The final product ends up being a mixture of oils and waters so not sure what kind of preservative is best?

thank you


----------



## The Efficacious Gentleman (Feb 24, 2016)

I don't know about the preservative, but I was making an EdT and the essential oils kept coming out of the alcohol and it has to be shaken before use.

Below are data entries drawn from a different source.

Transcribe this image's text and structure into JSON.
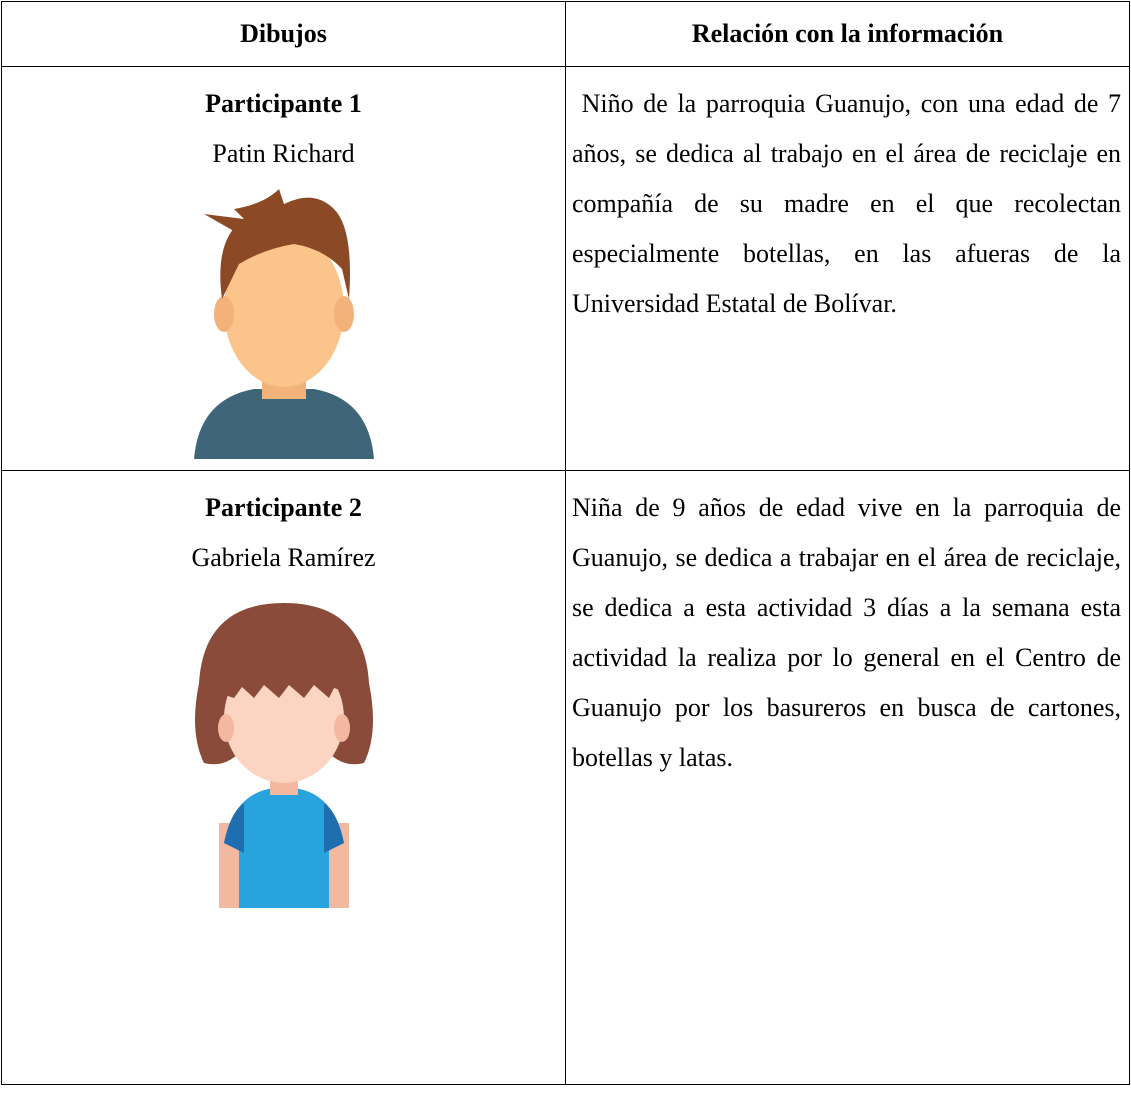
{
  "table": {
    "header": [
      "Dibujos",
      "Relación con la información"
    ],
    "rows": [
      {
        "title": "Participante 1",
        "name": "Patin Richard",
        "description": " Niño de la parroquia Guanujo, con una edad de 7 años, se dedica al trabajo en el área de reciclaje en compañía de su madre en el que recolectan especialmente botellas, en las afueras de la Universidad Estatal de Bolívar."
      },
      {
        "title": "Participante 2",
        "name": "Gabriela Ramírez",
        "description": "Niña de 9 años de edad vive en la parroquia de Guanujo, se dedica a trabajar en el área de reciclaje, se dedica a esta actividad 3 días a la semana esta actividad la realiza por lo general en el Centro de Guanujo por los basureros en busca de cartones, botellas y latas."
      }
    ]
  }
}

I tried adding in some emulsifier but it didn't work completely.


----------



## Arimara (Feb 24, 2016)

I've only used it in creams so I'm horribly lacking in advice in this area.


----------



## lsg (Feb 24, 2016)

I thought that I remembered reading that Optiphen Plus shouldn't be used with polysorbates, so I looked in Susan's blog.  Susan states that Optiphen Plus can be deactivated by polysorbates .  
You should be able to use Liquid Germall Plus with no problem along with polysorbate 20.

http://swiftcraftymonkey.blogspot.com/search?q=optiphen+plus


----------



## DeeAnna (Feb 24, 2016)

Your formulation is 96% water-phase, so you have a water-based product. Your preservative needs to be water soluble.

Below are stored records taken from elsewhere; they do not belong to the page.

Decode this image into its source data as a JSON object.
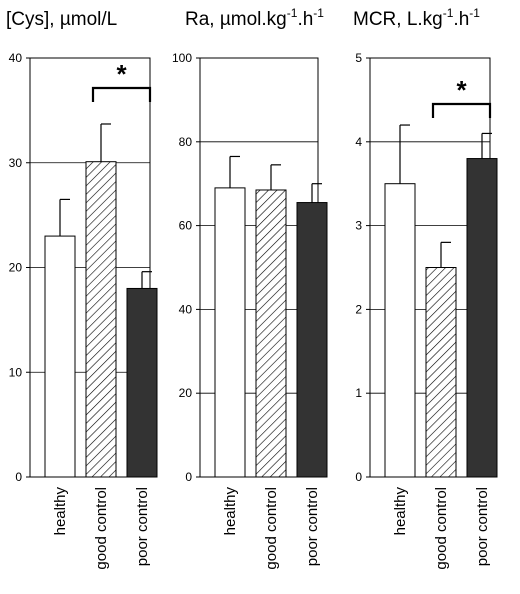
{
  "chart_data": [
    {
      "type": "bar",
      "title": "[Cys], µmol/L",
      "categories": [
        "healthy",
        "good control",
        "poor control"
      ],
      "values": [
        23,
        30.1,
        18
      ],
      "errors": [
        3.5,
        3.6,
        1.6
      ],
      "ylim": [
        0,
        40
      ],
      "yticks": [
        "0",
        "10",
        "20",
        "30",
        "40"
      ],
      "fills": [
        "white",
        "hatched",
        "#333333"
      ],
      "grid": true,
      "significance": {
        "from": 1,
        "to": 2,
        "label": "*"
      }
    },
    {
      "type": "bar",
      "title_main": "Ra, µmol.kg",
      "title_sup1": "-1",
      "title_mid": ".h",
      "title_sup2": "-1",
      "categories": [
        "healthy",
        "good control",
        "poor control"
      ],
      "values": [
        69,
        68.5,
        65.5
      ],
      "errors": [
        7.5,
        6,
        4.5
      ],
      "ylim": [
        0,
        100
      ],
      "yticks": [
        "0",
        "20",
        "40",
        "60",
        "80",
        "100"
      ],
      "fills": [
        "white",
        "hatched",
        "#333333"
      ],
      "grid": true
    },
    {
      "type": "bar",
      "title_main": "MCR, L.kg",
      "title_sup1": "-1",
      "title_mid": ".h",
      "title_sup2": "-1",
      "categories": [
        "healthy",
        "good control",
        "poor control"
      ],
      "values": [
        3.5,
        2.5,
        3.8
      ],
      "errors": [
        0.7,
        0.3,
        0.3
      ],
      "ylim": [
        0,
        5
      ],
      "yticks": [
        "0",
        "1",
        "2",
        "3",
        "4",
        "5"
      ],
      "fills": [
        "white",
        "hatched",
        "#333333"
      ],
      "grid": true,
      "significance": {
        "from": 1,
        "to": 2,
        "label": "*"
      }
    }
  ]
}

"...Optiphen is suitable for anhydrous formulations and emulsions... Optiphen is not very water soluble and is therefore NOT recommended for all-water products.... For all-water products ... we recommend Optiphen ND." http://www.theherbarie.com/Optiphen.html

The Gent is right -- you are going to need a solubilizer/emulsifier such as polysorbate 80 to get the essential oil and vitamin E to mix with the water phase. 

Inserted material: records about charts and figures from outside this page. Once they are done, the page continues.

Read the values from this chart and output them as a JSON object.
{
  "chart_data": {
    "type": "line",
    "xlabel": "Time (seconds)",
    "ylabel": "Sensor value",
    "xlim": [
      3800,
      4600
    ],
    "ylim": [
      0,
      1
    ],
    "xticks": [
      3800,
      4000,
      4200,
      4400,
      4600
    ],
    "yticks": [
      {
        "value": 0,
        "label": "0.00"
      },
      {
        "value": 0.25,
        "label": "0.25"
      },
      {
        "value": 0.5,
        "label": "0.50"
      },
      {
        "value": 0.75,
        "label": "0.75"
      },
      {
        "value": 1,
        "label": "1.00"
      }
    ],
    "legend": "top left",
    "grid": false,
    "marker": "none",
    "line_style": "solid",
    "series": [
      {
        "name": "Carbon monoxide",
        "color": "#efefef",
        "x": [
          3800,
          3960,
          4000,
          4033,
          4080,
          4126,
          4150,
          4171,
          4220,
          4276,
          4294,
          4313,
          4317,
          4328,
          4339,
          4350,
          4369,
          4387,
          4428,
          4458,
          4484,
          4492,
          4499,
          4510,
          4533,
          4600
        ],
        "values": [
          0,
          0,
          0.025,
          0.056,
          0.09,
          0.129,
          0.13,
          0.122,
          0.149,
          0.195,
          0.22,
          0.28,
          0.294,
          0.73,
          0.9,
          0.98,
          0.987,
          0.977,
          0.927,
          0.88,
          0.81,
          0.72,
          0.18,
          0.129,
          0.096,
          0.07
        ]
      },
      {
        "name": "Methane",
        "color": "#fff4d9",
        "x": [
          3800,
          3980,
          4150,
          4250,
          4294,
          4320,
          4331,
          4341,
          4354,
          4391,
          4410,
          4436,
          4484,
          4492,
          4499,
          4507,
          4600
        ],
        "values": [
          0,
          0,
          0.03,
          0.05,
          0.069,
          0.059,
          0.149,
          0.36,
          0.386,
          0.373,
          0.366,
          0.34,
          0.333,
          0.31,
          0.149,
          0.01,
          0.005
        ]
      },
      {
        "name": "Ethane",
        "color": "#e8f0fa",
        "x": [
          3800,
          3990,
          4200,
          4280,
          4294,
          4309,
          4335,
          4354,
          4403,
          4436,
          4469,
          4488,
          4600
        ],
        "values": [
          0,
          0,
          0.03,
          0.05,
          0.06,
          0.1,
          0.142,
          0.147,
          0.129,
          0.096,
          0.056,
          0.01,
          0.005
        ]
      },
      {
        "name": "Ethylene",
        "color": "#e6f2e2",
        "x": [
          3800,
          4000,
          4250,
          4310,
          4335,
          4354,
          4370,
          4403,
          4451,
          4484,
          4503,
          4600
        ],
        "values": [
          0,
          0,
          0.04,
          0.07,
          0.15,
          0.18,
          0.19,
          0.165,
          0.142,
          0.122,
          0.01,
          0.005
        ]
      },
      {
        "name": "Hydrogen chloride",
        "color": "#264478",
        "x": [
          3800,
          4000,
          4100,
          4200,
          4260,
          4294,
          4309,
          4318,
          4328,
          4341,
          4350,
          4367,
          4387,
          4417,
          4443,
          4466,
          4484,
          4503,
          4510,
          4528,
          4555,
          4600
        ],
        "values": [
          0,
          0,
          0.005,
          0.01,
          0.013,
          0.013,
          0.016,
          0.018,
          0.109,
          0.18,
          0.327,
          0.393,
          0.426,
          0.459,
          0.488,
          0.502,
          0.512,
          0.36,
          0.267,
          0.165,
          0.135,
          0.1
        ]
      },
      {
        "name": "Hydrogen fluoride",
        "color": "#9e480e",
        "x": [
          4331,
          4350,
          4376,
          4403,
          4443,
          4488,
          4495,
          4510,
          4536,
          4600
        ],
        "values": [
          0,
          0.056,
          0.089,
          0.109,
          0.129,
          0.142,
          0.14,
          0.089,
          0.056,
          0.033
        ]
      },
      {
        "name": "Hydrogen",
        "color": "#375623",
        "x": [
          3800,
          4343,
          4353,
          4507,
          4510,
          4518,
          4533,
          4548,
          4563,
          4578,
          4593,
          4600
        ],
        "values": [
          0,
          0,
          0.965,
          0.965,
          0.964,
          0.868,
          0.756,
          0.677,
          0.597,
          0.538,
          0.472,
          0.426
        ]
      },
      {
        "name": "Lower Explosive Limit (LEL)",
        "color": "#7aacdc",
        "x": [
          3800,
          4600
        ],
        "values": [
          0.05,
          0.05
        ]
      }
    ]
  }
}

Properly made hydrosols may contain trace amounts of essential oil, but a true hydrosol should be 99.99% water phase if the distiller has done her job well. Any trace amount of EO in the rose water should not be a great concern. A lot of people think a hydrosol is a mixture of water + essential oil and that's how some makers fake a real hydrosol ... but this is NOT a hydrosol.

ETA -- is the witch hazel the drug store stuff that contains alcohol -- or is it a true hydrosol? If it contains alcohol, that could alter how your ingredients work together. Not saying the alcohol will cause trouble -- just saying it's something to keep in mind.


----------



## Jarrah (Feb 24, 2016)

thanks for all the input 
I wasn't going to use an emulsifier. I was happy to shake before using. or is this a no no?
optiphen *plus* is a water soluble preservative 
http://swiftcraftymonkey.blogspot.com.au/2010/10/preservatives-optiphen-plus.html
I didn't want to use germal plus because it produces formaldehyde unlike the optiphen plus
I have just read that it may solidify at temperatures below 77F  if this occurs gently heat at 104 to 122F and stir to ensure homogeneity
https://www.ingredientstodiefor.com/item/Optiphen_PLUS/87/
I'm going to heat the roswater and then add the optiphen plus and add the oils after the preservative

doesn't wich hazel naturally contain 14% alcohol?
http://www.whazel.com/content/witch_hazel_usp_specification


----------



## DeeAnna (Feb 24, 2016)

I missed the plus on the optiphen. My apologies.

Witch hazel can be an extract/infusion or a hydrosol. The extract is much more common and is the usual thing you find in drug stores. But you say you're using rose water which isn't a common item, so that raised the question in my mind whether you are also using witch hazel hydrosol, which does not necessarily contain any alcohol. http://www.naturesgift.com/product/witch-hazel-hydrosol-1-oz/

If you are going to use a water based spray with EOs but no emulsifier/solubilizer, yes, you can shake the mixture and quickly spray. The EO (and vitamin E) will separate out of the mix rather quickly however, so as you use more and more of the mixture, the concentration of the rose geranium EO is likely to increase in the remaining mixture to the point where it could be unpleasant to use. If you are using it yourself, by all means do what you think is best. If you think others may use the product, however, a solubilizer will ensure the product is consistent throughout its useful life.


----------



## Nanda (Mar 10, 2016)

I would check to see if the rose water and witch hazel already are preserved, they normally are when purchased from suppliers. If that's the case then no need to add any additional Optiphen. Also, try maybe adding a polysorbate (20 should be enough) to solibilize the oils and vit E


----------